Anton cried harder. He didn’t blame Tate. Not for a second. If that had been Lena and Leo in the hands of the Russian, Anton would have sung like a bird.
Little good it had done. Mr. and Mrs. Craig were dead.
The memory of Mrs. Craig’s pumpkin bread flooded his mouth. Even though his mouth was full of blood, Anton could taste it clearly. His sobs increased.
As Anton knelt on the cold, unyielding concrete of the cell, he felt a part of himself shrivel up and die on the floor with the Craig family.
He sensed it was the most precious part of himself that died. It was the little kid that had snuck up on Lena and sprayed her in the back with the hose. It was the boy who had pounded on the bedroom door during the sleepover, demanding to be a part of everything the older boys were doing. It was the teenage varsity football player who chased after pretty girls and snuck out to drink beer with his friends in the orchard after games.
Gone. All gone. He was too weak to hold onto them. It was like those pieces of Anton had been stolen and now belonged to someone else. He wasn’t sure how much longer he would live, but he knew he would never be the same.
For the first time since being captured and tortured, Anton wanted to die.
It was a true and singular desire. He wanted to join the Craigs and become nothing more than a memory. It had to be better than feeling like a stranger in his own body.
Sobs continued to wrack his body. He cried for the Craigs, for his father, and his lost friends. He cried for his ravaged country. Hell, he even cried for his mom.
Sometime later, amidst the screams and gunshots that continued to escalate outside of the jail cell, Anton passed out on the floor beside the bloody, beaten bodies of his friends.
12
Doctor
The sound of keys rattling in the cell door disturbed his slumber.

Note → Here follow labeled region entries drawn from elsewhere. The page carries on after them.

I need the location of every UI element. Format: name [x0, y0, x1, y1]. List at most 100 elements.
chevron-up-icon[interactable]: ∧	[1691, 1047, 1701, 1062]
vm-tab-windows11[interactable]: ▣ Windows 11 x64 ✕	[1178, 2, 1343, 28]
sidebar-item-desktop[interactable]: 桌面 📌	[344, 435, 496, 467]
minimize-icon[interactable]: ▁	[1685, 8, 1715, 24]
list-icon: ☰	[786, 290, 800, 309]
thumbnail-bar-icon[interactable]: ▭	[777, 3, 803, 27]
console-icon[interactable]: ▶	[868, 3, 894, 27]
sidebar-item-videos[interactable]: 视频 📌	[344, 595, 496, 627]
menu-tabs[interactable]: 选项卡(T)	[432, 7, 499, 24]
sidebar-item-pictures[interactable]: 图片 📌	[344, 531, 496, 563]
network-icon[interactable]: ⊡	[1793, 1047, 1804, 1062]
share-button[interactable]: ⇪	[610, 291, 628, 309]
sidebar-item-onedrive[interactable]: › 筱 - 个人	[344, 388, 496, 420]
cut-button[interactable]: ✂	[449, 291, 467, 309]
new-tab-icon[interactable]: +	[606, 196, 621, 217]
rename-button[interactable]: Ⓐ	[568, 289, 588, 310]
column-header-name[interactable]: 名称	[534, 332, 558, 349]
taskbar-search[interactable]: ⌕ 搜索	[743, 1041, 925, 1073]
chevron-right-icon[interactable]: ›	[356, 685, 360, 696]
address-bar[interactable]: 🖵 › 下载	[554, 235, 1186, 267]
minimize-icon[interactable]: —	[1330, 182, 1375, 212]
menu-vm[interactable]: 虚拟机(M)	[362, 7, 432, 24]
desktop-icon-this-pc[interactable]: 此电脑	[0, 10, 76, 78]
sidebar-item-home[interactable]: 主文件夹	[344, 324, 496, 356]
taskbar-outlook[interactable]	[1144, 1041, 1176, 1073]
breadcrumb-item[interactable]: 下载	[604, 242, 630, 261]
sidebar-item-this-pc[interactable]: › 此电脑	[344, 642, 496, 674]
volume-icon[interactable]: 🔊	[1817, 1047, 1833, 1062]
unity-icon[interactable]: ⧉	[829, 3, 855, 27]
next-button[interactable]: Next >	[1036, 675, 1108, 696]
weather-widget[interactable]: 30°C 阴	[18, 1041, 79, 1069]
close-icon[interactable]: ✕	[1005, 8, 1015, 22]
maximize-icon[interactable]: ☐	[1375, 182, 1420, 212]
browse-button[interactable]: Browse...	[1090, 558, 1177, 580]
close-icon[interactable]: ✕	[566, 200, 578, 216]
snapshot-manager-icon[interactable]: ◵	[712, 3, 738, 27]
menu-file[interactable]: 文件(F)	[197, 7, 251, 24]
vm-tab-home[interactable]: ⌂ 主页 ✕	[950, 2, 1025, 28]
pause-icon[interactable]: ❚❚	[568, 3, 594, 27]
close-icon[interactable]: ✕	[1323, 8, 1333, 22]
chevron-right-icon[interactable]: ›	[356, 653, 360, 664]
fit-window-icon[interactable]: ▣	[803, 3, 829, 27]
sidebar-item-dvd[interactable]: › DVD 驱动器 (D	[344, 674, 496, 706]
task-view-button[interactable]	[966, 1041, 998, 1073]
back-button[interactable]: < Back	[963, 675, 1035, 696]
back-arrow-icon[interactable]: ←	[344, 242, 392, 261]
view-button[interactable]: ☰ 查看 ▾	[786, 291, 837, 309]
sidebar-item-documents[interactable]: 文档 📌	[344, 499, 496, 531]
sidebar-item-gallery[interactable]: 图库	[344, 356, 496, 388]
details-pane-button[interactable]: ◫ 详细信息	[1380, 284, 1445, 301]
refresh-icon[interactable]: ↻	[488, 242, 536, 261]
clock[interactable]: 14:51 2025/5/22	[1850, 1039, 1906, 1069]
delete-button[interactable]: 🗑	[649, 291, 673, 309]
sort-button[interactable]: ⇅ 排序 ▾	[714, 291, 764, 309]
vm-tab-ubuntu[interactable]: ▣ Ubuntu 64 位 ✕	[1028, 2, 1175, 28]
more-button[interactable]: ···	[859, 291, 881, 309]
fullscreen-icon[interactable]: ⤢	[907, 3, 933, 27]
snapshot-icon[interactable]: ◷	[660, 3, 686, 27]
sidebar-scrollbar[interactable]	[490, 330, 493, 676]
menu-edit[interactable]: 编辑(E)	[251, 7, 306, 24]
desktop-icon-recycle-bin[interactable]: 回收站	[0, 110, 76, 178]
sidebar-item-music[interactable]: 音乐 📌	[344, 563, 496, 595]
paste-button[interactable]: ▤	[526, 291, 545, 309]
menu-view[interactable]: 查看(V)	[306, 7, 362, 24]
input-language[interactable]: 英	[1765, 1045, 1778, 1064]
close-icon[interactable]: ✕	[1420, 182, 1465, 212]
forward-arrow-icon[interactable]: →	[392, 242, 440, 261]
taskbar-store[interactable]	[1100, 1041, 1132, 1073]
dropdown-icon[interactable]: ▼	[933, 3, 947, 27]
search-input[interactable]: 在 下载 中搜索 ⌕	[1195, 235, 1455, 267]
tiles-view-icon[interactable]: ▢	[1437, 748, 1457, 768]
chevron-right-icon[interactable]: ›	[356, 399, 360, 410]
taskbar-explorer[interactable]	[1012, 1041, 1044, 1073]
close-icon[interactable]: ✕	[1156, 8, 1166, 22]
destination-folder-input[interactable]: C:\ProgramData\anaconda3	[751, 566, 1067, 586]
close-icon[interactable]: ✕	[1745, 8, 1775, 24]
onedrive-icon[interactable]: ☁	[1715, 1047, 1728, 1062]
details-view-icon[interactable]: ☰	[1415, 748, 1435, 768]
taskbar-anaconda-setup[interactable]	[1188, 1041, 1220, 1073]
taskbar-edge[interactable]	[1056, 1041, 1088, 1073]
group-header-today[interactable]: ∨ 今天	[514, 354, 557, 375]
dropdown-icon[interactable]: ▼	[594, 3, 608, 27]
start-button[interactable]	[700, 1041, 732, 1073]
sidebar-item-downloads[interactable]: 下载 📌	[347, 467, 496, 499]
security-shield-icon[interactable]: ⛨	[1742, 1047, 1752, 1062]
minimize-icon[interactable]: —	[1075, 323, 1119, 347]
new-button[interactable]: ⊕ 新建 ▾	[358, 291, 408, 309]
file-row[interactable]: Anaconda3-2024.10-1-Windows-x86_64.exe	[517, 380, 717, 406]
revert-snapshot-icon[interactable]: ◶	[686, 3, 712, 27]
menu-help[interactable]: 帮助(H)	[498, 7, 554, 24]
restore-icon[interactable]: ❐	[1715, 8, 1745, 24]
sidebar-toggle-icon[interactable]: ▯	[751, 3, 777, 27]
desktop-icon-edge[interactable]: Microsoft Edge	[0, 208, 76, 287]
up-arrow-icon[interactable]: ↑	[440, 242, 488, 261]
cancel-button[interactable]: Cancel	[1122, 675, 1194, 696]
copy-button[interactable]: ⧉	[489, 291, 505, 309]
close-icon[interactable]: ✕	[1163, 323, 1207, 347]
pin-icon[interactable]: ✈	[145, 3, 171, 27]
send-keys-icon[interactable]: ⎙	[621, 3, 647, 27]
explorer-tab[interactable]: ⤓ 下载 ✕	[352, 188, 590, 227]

The Anton Cecchino who awoke was different from the Anton Cecchino who had passed o
ut beside the bodies of his friends. As he bolted upright, he distantly realized he could no longer feel the grief that had gripped him earlier. It was gone, ground to dust and obliterated.
Even though his body screamed in protest, Anton rolled into a crouch, ready to spring at the first fucker who walked through the door.
He was ready to fight. To kill. To exact vengeance for all that had been done.
A face peered in at him through the bars in the door. It was a big man with rumpled hair that was more white than brown. He didn’t wear a Soviet uniform. A dirty white lab coat hung from thick shoulders.
He stared at Anton, his eyes wide. “You are Sniper?” The English was thickly accented.
Anton just stared at him, fists bunching. He didn’t know who this fucker was, but it was clear he was a Russian. Therefore, he had to die.
“I doctor,” the man said. “I need . . . sanctuary. I . . . make nezhit vaccine.”
The words stabbed into Anton’s brain, attempting to penetrate the haze that demanded blood and vengeance.
“I help you escape. You give me sanctuary. I help. I help American scientists.” The man threw a nervous glance over one shoulder, looking in the direction of distant machine gun fire. “We must hurry. We help each other?”
Help. Help a Russian scumbag? He’d sooner cut his own throat.
The man must have seen this in Anton’s eyes.
“I help American scientists,” he said. “Nezhit vaccine. I help. I make vaccine.”
The words finally made it through. Anton felt them enter his body.
“Nezhit vaccine?” His words were rough, dragged from his parched throat by willpower alone.
“Yes.” The man nodded his head vigorously. “Dr. Kozlovovich. My name. I make nezhit vaccine.”
Vaccine. Anton remembered the Russians had a vaccine. It’s the reason they could walk among zombies without fear of being bitten.